Ich tue was mir gesagt wurde und warte draußen. Als er aus der Tür kommt geht er einfach an mir vorbei, ohne mich weiter zu beachten. Mit einigen Metern Abstand laufe ich ihm 10 Minuten hinterher in eine Gegend, in der ich noch nie war. Wir sind jetzt mitten in einem Wohngebiet mit vielen kleinen Mehrfamilienhäusern und ich frage mich, so langsam, was hier eigentlich vor sich geht. Ich sehe, dass er in den Hof eines der Häuser einbiegt. Als auch ich einige Sekunden später zögerlich zur Haustür schaue und auf sie zu gehe, werde ich etwas nervös. Was hat er vor?
Die Tür ist einen Spalt offen, also trete ich ein und gehe die Treppe nach oben, weil ich oben noch seine Schritte höre. Ich erklimme die Treppen mit zittrigen Beinen, bis ich ganz oben im 3. Stock angekommen bin, wo eine der beiden Wohnungstüren bereits offen steht, in der mit etwas Abstand von der Tür Michael auf mich wartet.
"Komm rein", sagt er und nickt mir aufmunternd zu. Jetzt ist die letzte Chance meinen Rückzug anzutreten. Das tue ich aber nicht, sondern trete ein, woraufhin er sich im schmalen Gang an mir vorbeizwängt um die Tür zu schließen. Anschließend kommt er wieder auf mich zu, nimmt meine Hand und führt mich weiter in die Wohnung hinein, bis wir in einem großen Raum stehen, der wohl Wohnzimmer, Küche und Esszimmer in einem darstellen soll. Mitten im Raum bleibt er stehen und dreht sich so, dass er direkt vor mir steht und auf mich runter schauen kann.
"Wo sind wir hier? Und was soll das alles?", frage ich verwirrt.
Jetzt schleicht sich langsam sein Lächeln zurück in sein Gesicht und er antwortet: "Ich dachte mir, was du kannst kann ich schon lange. Wir sind bei mir zuhause, was bedeutet, dass ich noch eine Regel mehr gebrochen habe als du."
"Eine mehr? Welche hast du denn sonst noch gebrochen?", frage ich irritiert.

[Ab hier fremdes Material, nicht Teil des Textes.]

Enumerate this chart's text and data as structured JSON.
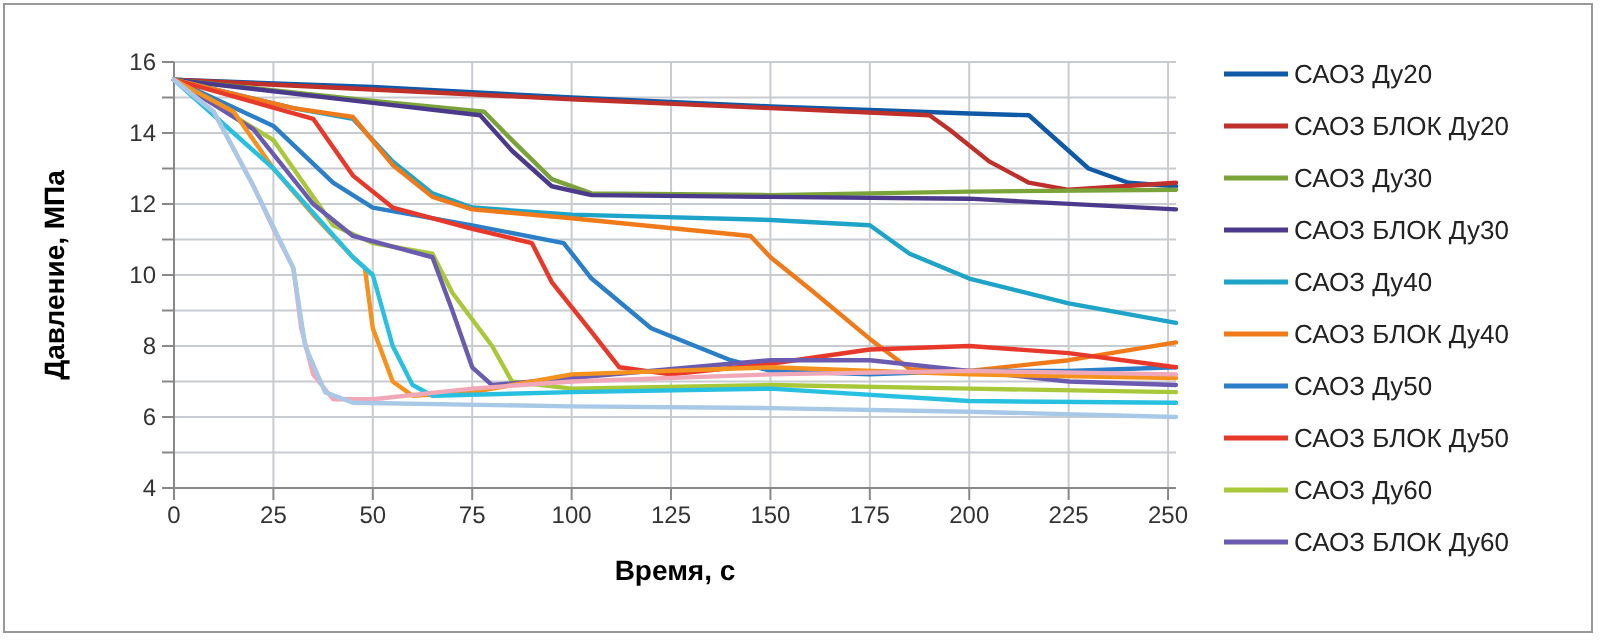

"Eine der wichtigsten... Ich habe mich schon vor Wochen in dich verliebt. Wenn ich ehrlich sein soll, schon bevor die Regel überhaupt aufgestellt wurde. Ich wollte es nur nicht wahrhaben, weil ich nicht alles so unglaublich kompliziert machen wollte, aber ich glaube genau das haben wir mit den Regeln eigentlich überhaupt erst bezweckt."
Okay, wow, das war das letzte was ich erwartet hätte. Ich bin etwas aus dem Konzept gebracht und kann im Moment Garnichts sagen. Das ist aber auch nicht schlimm, denn er beginnt wieder zu reden.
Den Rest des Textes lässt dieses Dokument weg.